Enquanto isso, os que de fato derrubaram um governo legítimo, mergulhando milhões de brasileiros na miséria e saqueando o Estado em favor de interesses estrangeiros, permanecem livres, elegantes, circulando com naturalidade por coquetéis, lamentavelmente não-molotovs, entre Brasília e Miami.

Enquanto os agentes do golpe de 2016 não forem julgados e punidos, a democracia brasileira continuará sendo um castelo de cartas à mercê do vento. Temer e seu exército de conspiradores são o verdadeiro núcleo do problema. Bolsonaro não é causa, mas consequência. Não é arquiteto, mas pedreiro de obra pronta. Sem punir 2016, não haverá paz democrática.

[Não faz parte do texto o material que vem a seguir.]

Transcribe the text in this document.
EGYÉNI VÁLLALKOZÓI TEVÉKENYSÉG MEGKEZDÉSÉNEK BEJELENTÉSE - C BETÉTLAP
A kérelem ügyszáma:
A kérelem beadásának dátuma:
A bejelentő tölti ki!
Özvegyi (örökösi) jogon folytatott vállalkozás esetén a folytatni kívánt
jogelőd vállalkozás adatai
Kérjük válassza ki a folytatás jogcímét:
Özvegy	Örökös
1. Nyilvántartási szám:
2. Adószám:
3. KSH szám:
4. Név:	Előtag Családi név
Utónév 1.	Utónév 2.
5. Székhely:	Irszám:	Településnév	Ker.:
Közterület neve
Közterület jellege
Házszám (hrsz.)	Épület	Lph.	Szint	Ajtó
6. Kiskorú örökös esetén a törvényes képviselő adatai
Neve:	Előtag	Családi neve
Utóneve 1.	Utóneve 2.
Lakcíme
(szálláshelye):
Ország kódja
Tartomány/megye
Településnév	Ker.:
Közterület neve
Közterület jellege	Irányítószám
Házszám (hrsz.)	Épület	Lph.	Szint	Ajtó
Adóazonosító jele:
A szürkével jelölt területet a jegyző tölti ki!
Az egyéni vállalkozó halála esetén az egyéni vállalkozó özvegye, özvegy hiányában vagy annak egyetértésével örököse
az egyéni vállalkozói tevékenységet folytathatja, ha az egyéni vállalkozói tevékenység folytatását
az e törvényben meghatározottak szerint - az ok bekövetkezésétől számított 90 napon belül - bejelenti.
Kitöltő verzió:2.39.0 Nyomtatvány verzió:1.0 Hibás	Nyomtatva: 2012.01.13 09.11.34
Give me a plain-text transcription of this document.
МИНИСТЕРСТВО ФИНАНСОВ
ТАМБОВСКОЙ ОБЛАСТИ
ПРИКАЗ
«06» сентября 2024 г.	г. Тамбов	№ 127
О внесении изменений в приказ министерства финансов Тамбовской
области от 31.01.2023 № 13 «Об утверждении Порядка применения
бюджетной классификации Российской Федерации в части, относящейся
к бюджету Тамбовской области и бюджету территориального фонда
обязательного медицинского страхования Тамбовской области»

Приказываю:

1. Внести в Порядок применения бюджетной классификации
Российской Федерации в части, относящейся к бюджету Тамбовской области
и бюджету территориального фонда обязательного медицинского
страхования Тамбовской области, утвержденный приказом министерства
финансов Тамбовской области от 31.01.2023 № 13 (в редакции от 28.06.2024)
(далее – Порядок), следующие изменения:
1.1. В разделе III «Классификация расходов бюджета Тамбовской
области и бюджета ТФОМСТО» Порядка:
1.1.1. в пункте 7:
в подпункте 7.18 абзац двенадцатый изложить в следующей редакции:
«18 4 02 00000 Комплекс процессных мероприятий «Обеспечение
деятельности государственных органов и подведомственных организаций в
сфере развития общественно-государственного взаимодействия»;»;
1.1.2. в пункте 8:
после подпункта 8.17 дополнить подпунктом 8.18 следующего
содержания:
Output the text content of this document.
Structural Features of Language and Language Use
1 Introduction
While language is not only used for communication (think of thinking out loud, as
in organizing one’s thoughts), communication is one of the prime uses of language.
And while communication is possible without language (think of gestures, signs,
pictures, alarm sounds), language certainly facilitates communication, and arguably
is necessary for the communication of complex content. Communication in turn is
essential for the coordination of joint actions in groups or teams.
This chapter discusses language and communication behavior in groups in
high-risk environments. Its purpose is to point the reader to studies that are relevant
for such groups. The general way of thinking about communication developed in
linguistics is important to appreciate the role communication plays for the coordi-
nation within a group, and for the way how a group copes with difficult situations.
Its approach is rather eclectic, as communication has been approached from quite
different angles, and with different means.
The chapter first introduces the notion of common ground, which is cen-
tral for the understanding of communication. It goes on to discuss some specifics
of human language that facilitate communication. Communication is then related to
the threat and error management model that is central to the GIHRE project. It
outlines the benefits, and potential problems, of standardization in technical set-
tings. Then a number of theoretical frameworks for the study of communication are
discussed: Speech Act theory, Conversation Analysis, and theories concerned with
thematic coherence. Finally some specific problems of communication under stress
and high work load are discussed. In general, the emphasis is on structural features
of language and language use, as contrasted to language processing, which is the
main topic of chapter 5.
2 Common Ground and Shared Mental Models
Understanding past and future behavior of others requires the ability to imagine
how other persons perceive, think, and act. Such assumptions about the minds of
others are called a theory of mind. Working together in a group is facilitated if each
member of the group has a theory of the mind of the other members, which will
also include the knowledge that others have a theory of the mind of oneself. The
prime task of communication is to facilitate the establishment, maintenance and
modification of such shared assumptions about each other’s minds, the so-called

Prender Bolsonaro sem tocar em Temer e seus cúmplices é como condenar o ladrão de galinhas e condecorar o assaltante do Banco Central. É chamar de justiça o que não passa de encenação, deixando o crime original intacto, pronto para ser repetido.

No fim das contas, a frase de Bananinha vale mais do que qualquer relatório da Polícia Federal: “Você falaria isso do Temer?”

Sim, Eduardo. Falaremos. E esperamos ser ouvidos. Falaremos até que o país desperte e compreenda que, sem extirpar o golpe de 2016 e seus beneficiários, nenhuma eleição, nenhum Lula, nenhum Xandão, nenhuma prisão, nenhum PIX apreendido salvará a democracia.